The issue before us is: How does the 151,000 estimate of violent deaths in all of Iraq from IFHS compare with L1? Now, since the surveys use different terminology over a different time scale, we will not be able to make an exact comparison. But, L1 reports 73 violent deaths in all of Iraq post-invasion compared to 1 pre-invasion (from the phantom US bombing runs, no doubt.) (See Table 2.) Speaking very roughly each excess death in the sample corresponds to 3,000 or so deaths in the population. So, for all of Iraq, there were around 200,000 violent deaths in L1 through September 2004. (I am obviously skirting over the, in this context, unimportant distinction between violent deaths and excess violent deaths.)
IFHS estimates 151,000 violent deaths through June 2006. Relative to IFHS, the L1 estimate is ludicrously high.
Again, this is just back of the envelope, but I wanted to help Tim clean out his garage, following Kieran’s kind suggestion.
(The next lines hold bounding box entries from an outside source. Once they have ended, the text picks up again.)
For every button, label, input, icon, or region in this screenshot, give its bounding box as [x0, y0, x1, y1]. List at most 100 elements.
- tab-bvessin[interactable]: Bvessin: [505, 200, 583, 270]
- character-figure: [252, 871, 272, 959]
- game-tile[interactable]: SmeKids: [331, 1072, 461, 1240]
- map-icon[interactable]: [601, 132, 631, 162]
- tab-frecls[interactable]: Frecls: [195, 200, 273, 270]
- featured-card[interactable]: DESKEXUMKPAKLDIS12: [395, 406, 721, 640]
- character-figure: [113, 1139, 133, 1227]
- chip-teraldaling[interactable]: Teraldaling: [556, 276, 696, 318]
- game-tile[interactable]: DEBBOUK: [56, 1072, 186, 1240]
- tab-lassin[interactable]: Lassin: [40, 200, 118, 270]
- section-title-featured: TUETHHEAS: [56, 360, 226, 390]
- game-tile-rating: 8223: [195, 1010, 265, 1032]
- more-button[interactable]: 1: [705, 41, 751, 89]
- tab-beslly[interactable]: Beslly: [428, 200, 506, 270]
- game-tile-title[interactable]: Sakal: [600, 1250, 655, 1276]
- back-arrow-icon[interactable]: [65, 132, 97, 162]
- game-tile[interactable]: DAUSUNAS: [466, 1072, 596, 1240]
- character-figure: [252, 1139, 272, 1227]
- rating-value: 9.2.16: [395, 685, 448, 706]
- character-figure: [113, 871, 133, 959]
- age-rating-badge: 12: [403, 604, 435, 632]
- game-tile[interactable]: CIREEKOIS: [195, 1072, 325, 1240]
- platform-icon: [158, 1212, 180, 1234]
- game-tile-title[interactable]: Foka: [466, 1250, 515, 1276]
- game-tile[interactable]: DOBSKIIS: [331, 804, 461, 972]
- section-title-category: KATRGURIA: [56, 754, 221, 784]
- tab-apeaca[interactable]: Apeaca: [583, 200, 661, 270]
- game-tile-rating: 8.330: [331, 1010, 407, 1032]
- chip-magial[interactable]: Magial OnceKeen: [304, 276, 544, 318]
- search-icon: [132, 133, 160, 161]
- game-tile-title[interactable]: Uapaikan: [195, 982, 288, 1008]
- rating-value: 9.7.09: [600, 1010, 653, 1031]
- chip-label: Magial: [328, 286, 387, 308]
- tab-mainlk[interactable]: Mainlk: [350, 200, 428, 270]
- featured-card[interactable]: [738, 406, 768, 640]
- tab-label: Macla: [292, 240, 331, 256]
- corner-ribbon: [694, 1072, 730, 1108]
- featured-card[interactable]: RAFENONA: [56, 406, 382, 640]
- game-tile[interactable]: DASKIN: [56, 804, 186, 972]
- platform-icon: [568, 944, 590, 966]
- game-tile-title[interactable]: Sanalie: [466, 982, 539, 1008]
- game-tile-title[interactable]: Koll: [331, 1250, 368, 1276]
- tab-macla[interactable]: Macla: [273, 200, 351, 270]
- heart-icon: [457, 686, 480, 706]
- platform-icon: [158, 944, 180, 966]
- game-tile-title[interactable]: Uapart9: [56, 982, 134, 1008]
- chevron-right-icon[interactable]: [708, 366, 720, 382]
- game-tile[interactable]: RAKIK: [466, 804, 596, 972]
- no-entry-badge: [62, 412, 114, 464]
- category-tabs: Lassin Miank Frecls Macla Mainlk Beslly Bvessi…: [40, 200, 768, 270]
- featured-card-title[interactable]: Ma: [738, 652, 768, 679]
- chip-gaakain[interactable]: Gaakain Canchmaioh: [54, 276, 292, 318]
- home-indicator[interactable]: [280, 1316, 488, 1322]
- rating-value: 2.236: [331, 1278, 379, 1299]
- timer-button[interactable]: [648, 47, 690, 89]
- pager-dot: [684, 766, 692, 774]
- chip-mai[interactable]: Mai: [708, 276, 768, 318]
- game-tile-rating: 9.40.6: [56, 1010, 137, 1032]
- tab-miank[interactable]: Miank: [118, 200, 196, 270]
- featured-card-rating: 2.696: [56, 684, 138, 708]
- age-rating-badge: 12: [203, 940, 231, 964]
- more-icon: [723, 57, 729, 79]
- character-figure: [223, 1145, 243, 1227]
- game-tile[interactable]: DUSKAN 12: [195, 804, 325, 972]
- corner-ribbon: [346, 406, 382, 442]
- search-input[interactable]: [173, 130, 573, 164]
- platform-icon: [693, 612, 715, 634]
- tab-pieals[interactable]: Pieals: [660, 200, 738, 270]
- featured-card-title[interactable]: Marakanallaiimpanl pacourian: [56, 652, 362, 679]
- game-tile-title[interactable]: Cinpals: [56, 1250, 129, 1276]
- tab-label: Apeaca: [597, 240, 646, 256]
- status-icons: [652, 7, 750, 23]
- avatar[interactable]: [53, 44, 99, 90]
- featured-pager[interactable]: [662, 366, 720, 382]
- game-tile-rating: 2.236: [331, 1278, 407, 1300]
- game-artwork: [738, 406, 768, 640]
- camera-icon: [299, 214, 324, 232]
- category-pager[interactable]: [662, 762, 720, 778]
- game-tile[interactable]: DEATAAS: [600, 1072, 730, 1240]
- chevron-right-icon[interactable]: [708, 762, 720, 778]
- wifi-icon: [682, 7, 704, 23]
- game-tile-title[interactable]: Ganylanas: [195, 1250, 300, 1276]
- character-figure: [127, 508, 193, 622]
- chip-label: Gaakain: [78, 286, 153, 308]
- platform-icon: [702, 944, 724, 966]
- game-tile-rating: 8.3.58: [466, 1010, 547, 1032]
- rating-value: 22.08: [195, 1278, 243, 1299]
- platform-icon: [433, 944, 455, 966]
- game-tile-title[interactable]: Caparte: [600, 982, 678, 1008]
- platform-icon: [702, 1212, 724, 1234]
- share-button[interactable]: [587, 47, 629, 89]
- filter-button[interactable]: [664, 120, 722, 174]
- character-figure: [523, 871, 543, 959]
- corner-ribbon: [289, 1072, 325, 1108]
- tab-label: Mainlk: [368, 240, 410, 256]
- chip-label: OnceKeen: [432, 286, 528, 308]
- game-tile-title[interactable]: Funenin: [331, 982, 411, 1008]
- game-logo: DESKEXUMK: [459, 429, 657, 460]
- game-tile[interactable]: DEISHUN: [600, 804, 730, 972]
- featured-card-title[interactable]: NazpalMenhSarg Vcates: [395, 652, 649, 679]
Now, Tim might argue that we need to exclude Falluja for this that or the other reason. Fine. If the L1 authors had just dropped Falluja from all of their analysis (or included it everywhere or done both), I wouldn’t have objected so much. But they picked and chose. Yet, in this context, you don’t get to play that game. The IFHS authors estimate 151,000. That is their number. You can either try to get numbers out of L1 that are comparable to that (as I do above). Or you can claim that such a comparison is impossible. But you can’t just claim the comparison works for the subset of the IFHS data that you want to look at.